3. Als Schlüsselqualifikationen bezeichnet man solche Kenntnisse und Fähigkeiten, die keinen direkten Bezug zur konkreten Berufspraxis besitzen.
4. Durch vielseitig einsetzbare Fähigkeiten sollen Berufstätige nicht nur mehr Chancen auf dem Arbeitsmarkt haben.
5. Ein breites Spektrum an berufsübergreifenden Qualifikationen ist notwendig, um persönliche Karriereziele zu erreichen.
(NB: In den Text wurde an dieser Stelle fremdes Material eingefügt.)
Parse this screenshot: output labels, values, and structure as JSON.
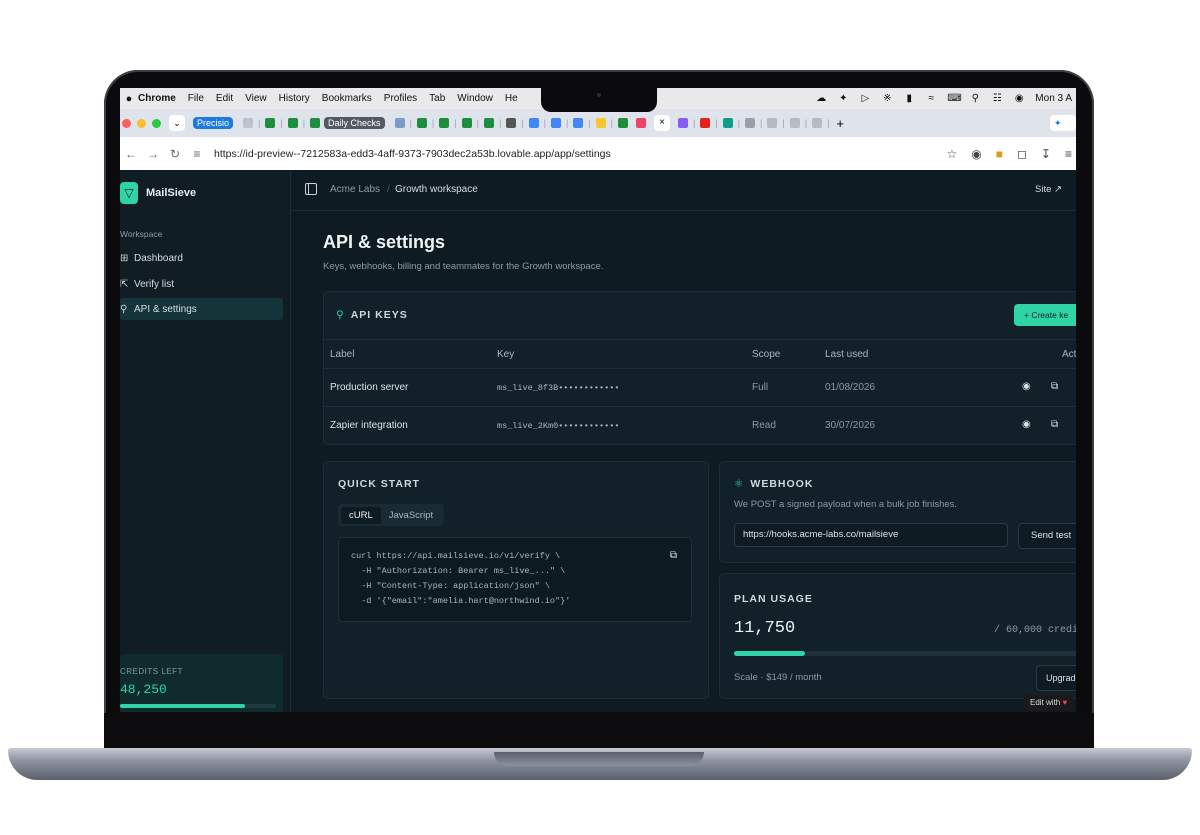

6. Wichtige Fähigkeiten sind der Schlüssel zum Erfolg in Ausbildung und Beruf.
7. Arbeitgeber legen auf diese Schlüsselqualifikationen besonders viel Wert.
8. Es gibt kaum noch eine Stellenanzeige, in der nicht nach Teamfähigkeit oder Eigeninitiative gefragt wird.
9. Bei Bewerbungen oder Stellenbesetzungen sind aber neben Fachkompetenzen und Denkfähigkeiten meist auch persönliche Fähigkeiten wichtige Einstellungskriterien.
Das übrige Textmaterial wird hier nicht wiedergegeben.